Example: fraud ring detection in fintech
Fintech platforms face organized fraud: criminal groups create networks of fake accounts that refer each other, transact with each other, and collaborate to exploit promotions or lending products. These fraud rings are invisible at the individual account level (each account looks normal) but obvious in the social graph (the cluster of mutually connected new accounts with identical behavior). DGraphFin benchmarks exactly this graph-based ring detection at realistic scale.
Published benchmark results
Fraud detection on DGraphFin. Metric is AUROC. Higher is better.
| Method | AUROC (%) | Year | Paper |
|---|---|---|---|
| MLP | ~71.4 | 2022 | Huang et al. |
| GCN | ~72.0 | 2022 | Huang et al. |
| GraphSAGE | ~74.0 | 2022 | Huang et al. |
| GAT | ~73.0 | 2022 | Huang et al. |
| XGBoost + feat | ~71.8 | 2022 | Huang et al. |
Note: The modest AUROC values reflect the genuine difficulty of social-graph fraud detection with sparse features. GNN gains over MLP are small but consistent.
Original Paper
DGraph: A Large-Scale Financial Dataset for Graph Anomaly Detection
Xuanwen Huang, Yang Yang, Yang Wang, Chunping Wang, Zhisheng Zhang, Jiarong Xu, Lei Chen, Michalis Vazirgiannis (2022). NeurIPS Datasets and Benchmarks Track
Read paper →Original data source
DGraphFin is available from the DGraph project site hosted by XinYe (Finvolution Group). Install via pip install dgraph.
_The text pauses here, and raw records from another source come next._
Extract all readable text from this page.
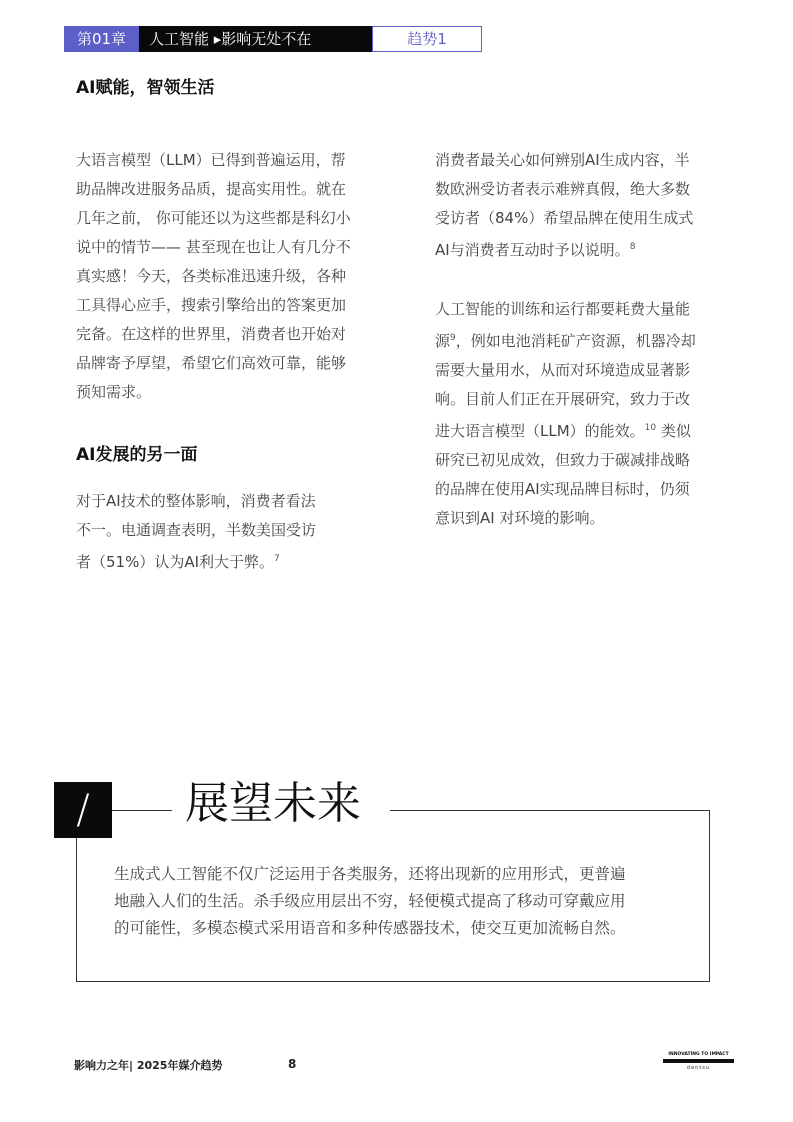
第01章	人工智能 ▸影响无处不在	趋势1
AI赋能，智领生活
大语言模型（LLM）已得到普遍运用，帮
助品牌改进服务品质，提高实用性。就在
几年之前， 你可能还以为这些都是科幻小
说中的情节—— 甚至现在也让人有几分不
真实感！今天，各类标准迅速升级，各种
工具得心应手，搜索引擎给出的答案更加
完备。在这样的世界里，消费者也开始对
品牌寄予厚望，希望它们高效可靠，能够
预知需求。
AI发展的另一面
对于AI技术的整体影响，消费者看法
不一。电通调查表明，半数美国受访
者（51%）认为AI利大于弊。$^7$
消费者最关心如何辨别AI生成内容，半
数欧洲受访者表示难辨真假，绝大多数
受访者（84%）希望品牌在使用生成式
AI与消费者互动时予以说明。$^8$
人工智能的训练和运行都要耗费大量能
源$^9$，例如电池消耗矿产资源，机器冷却
需要大量用水，从而对环境造成显著影
响。目前人们正在开展研究，致力于改
进大语言模型（LLM）的能效。$^{10}$ 类似
研究已初见成效，但致力于碳减排战略
的品牌在使用AI实现品牌目标时，仍须
意识到AI 对环境的影响。
/	展望未来
生成式人工智能不仅广泛运用于各类服务，还将出现新的应用形式，更普遍
地融入人们的生活。杀手级应用层出不穷，轻便模式提高了移动可穿戴应用
的可能性，多模态模式采用语音和多种传感器技术，使交互更加流畅自然。
影响力之年| 2025年媒介趋势	8
INNOVATING TO IMPACT
dentsu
@inproceedings{huang2022dgraph,
title={DGraph: A Large-Scale Financial Dataset for Graph Anomaly Detection},
author={Huang, Xuanwen and Yang, Yang and Wang, Yang and Wang, Chunping and Zhang, Zhisheng and Xu, Jiarong and Chen, Lei and Vazirgiannis, Michalis},
booktitle={NeurIPS Datasets and Benchmarks Track},
year={2022}
}BibTeX citation for the DGraphFin dataset.
Which dataset should I use?
DGraphFin vs Elliptic Bitcoin: DGraphFin is 18x larger (3.7M vs 203K nodes) but has fewer features (17 vs 165). DGraphFin is a social graph; Elliptic is a transaction graph. Use DGraphFin for scale testing; Elliptic for feature-rich fraud analysis.
DGraphFin vs OGB-Products: Similar scale (~3.7M vs ~2.4M nodes) but different domains. DGraphFin is fintech fraud; OGB-Products is product classification. Use the one matching your domain.
DGraphFin vs synthetic fraud datasets: DGraphFin uses real anonymized data from a fintech platform, making it more realistic than synthetically generated fraud graphs.
From benchmark to production
Production fintech fraud systems add transaction data (payment amounts, timing, merchants), device fingerprints, geolocation, and behavioral biometrics to the social graph. The graph becomes heterogeneous: users, devices, merchants, and transactions are different node types. Real-time scoring requirements (decisions within 100ms of a transaction) add engineering constraints. And the graph evolves continuously as new users join and new connections form.